The first “good work” of this liberalism was the Great Society that President Johnson claimed would “end poverty in our time.” Then came welfare grants aimed primarily at blacks (as victims) that asked absolutely nothing of them except that they not be mar­ried. Often an abstract vision of innocence would be announced, like “school integration,” and there would follow a draconian program of school busing to engineer this vision into reality. Today “diversity” is a vision of innocence that American institutions from corpora­tions to the military slavishly pursue through heavy-handed regi­mens of double standards and preferential treatment. The “Green” movement and the “climate change” movement—whatever the actual reality of the problems they address—are framed as assertions of new American innocence against old America’s hypocrisies. And once this innocence-versus-hypocrisy framework is in place there is the inevitable reach for power, the call for government action. In this liberalism, the government is the champion of innocence against America’s characterological evil—public power as the force for innocence against the hypocrisies of private power.
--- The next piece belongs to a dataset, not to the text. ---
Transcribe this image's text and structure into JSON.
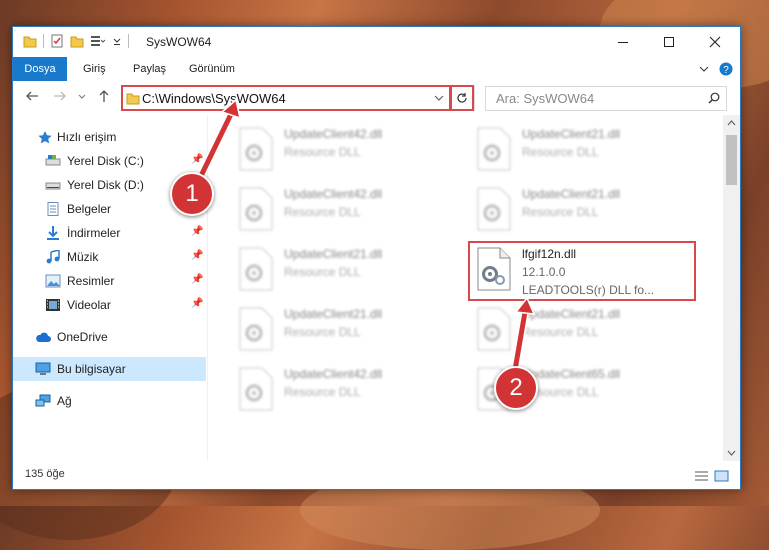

The pretense of modern liberalism is that it always stands ready to snatch America from the gravitational pull of its own charac­terological evil, its hypocrisy. This is its great sanctimony. So it is always doing us a favor when it names “a good” and then abridges freedom to chase that “good.” Yet school busing all but destroyed the neighborhood school in America. Diversity means that today all black high school seniors—by dint of their skin color alone—are pro­hibited from freely competing with their white and Asian peers for admission to college. All agree that health care today needs reform, yet liberalism’s focus on “the good”—synonymous with the “public option”—over freedom is likely to give us “universal” mediocrity rather than higher-quality care.

Modern liberalism thrives by using America’s past hypocrisies as leverage against the timeless principles of freedom today. It is a lib­eralism of “moral” leverage and muscle, not a discipline of principle. It bullies freedom with the idea of an impossible innocence. Yet it takes its fire from one idea above all others: that it is the answer to America’s characterological evil. But neither evil nor innocence is the whole American truth. The civil rights movement did not suc­ceed because America finally became innocent; it succeeded because America finally became principled.

In the 1960s America was shamed into an obsession with inno­cence. Yet, ironically, this innocence has much in common with white supremacy. Both are concepts of supremacy. Both seek power at the expense of freedom—the power to build a “good” and new world in their name. But the idea of American innocence is as bogus as the idea of white supremacy. Both are vanities that try to super­sede freedom. America was humbled by its indulgence in white supremacy, and it will be again by its lust for innocence.